3, assim como uma preocupação por tais mecanismos geralmente automáticos que distraem da interpretação da mensagem em um nível pragmático, funcional e externo.
  No caso de enunciados mais complexos ou de linguagens mais desenvolvidas, surgem novos aspectos. Ogden e Richards tomam como exemplo a expressão "meus parentes", que é um conceito abstrato, porque implica algo mais que haver conhecido indivíduos determinados e saber seus nomes. Conhecer certos familiares não comporta necessariamente conhecer o grau de parentesco, nem se pode dar por assentado o tipo de relação que pode existir entre dois familiares em uma cultura dada nos diversos casos possíveis. O conceito é, portanto, resultado de distintos agrupamentos de experiências; esta diversidade é a que faz que os elementos comuns, por contraste, sejam evidentes.

Este processo de seleção e eliminação atua sempre na aquisição de vocabulário e no desenvolvimento do pensamento. É raro que as palavras formem contextos diretamente sem passar por uma experiência simbólica, porque por norma são aprendidas somente mediante outras palavras4.

Quando usamos a língua, aprendemos ao mesmo tempo a usá-la e, dado que não se trata simplesmente de adquirir sinônimos ou expressões alternativas, mas de aprender as nuances de senso e de conotações, este é um trabalho importante e contínuo de afinidade e diferenciação.

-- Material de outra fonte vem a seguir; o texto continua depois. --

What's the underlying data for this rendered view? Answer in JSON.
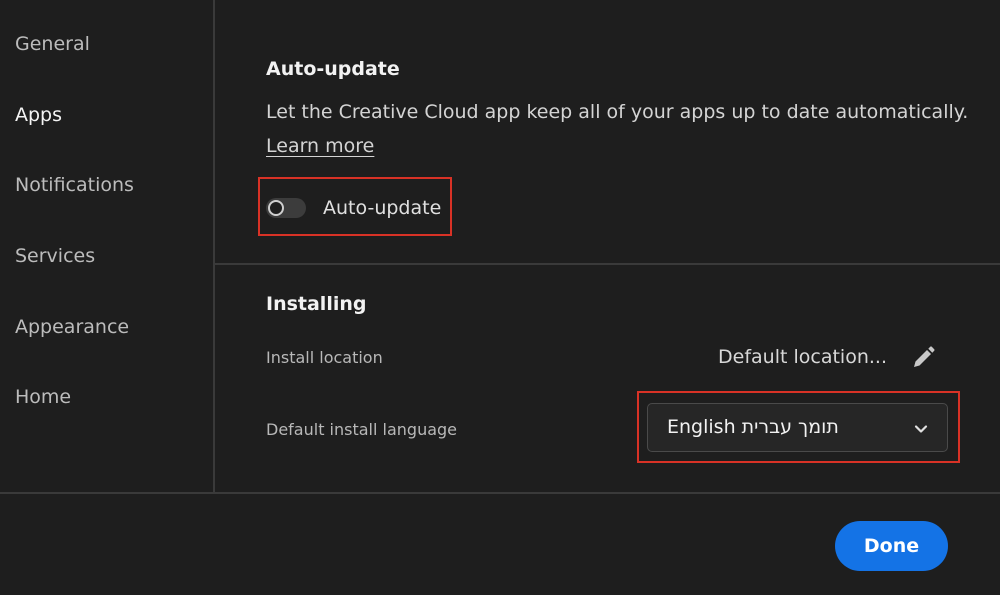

Tal atividade aperfeiçoa de modo constante nossa capacidade de abstração e nos ensina a utilizar metáforas, "a simbolização primitiva da abstração". A metáfora é descrita como a aplicação de uma única expressão verbal para um grupo de objetos que são distintos mas compartilham algo. O uso da metáfora não é considerado do ponto de vista estilístico, mas do cognitivo: permite identificar uma relação análoga em outro grupo. Em essência, a metáfora é vista como uma relação de significação que se apropria do contexto de outra relação.

Quando falamos de "um mar de problemas", somente nos interessa uma parte do mar, a dimensão, e descartamos as demais. Se não somos capazes de imaginar o mar como uma entidade abstrata, não poderemos entender o significado da expressão "um mar de problemas". A capacidade de abstração que se necessita para captar a metáfora é a mesma, na opinião dos dois investigadores britânicos, que faz falta para unir um adjetivo a um substantivo, ou para usar preposições ou verbos. Além disso, os aspectos metafóricos de grande parte da língua demonstram que, quanto mais alto é o nível de educação de uma pessoa, maior é o número de palavras que adquirem contexto mediante outras. O lado negativo desta sofisticada aquisição de palavras está em que os significados que se constroem sobre tais referências abstratas tendem inevitavelmente a confundir nossa mente com maior freqüência.

 

Bibliografia

CALVINO I. Se una notte d'inverno un viaggiatore, Turim, Einaudi, 1979.

OGDEN C. K. e RICHARDS I. A. The Meaning of Meaning. A Study of the Influence of Language upon Thought and of the Science of Symbolism. Londres, Routledge & Kegan Paul, 1960 [primeira edição 1923].


1 Calvino 1979, p. 3.
2 Termo geral utilizado aqui para abarcar sensações, imagens, sentimentos, etc., e talvez modificações inconscientes de nosso estado mental [nota do autor].
3 Ogden e Richards 1960, p. 211, tradução nossa.
4 Ogden e Richards 1960, p. 213, tradução nossa.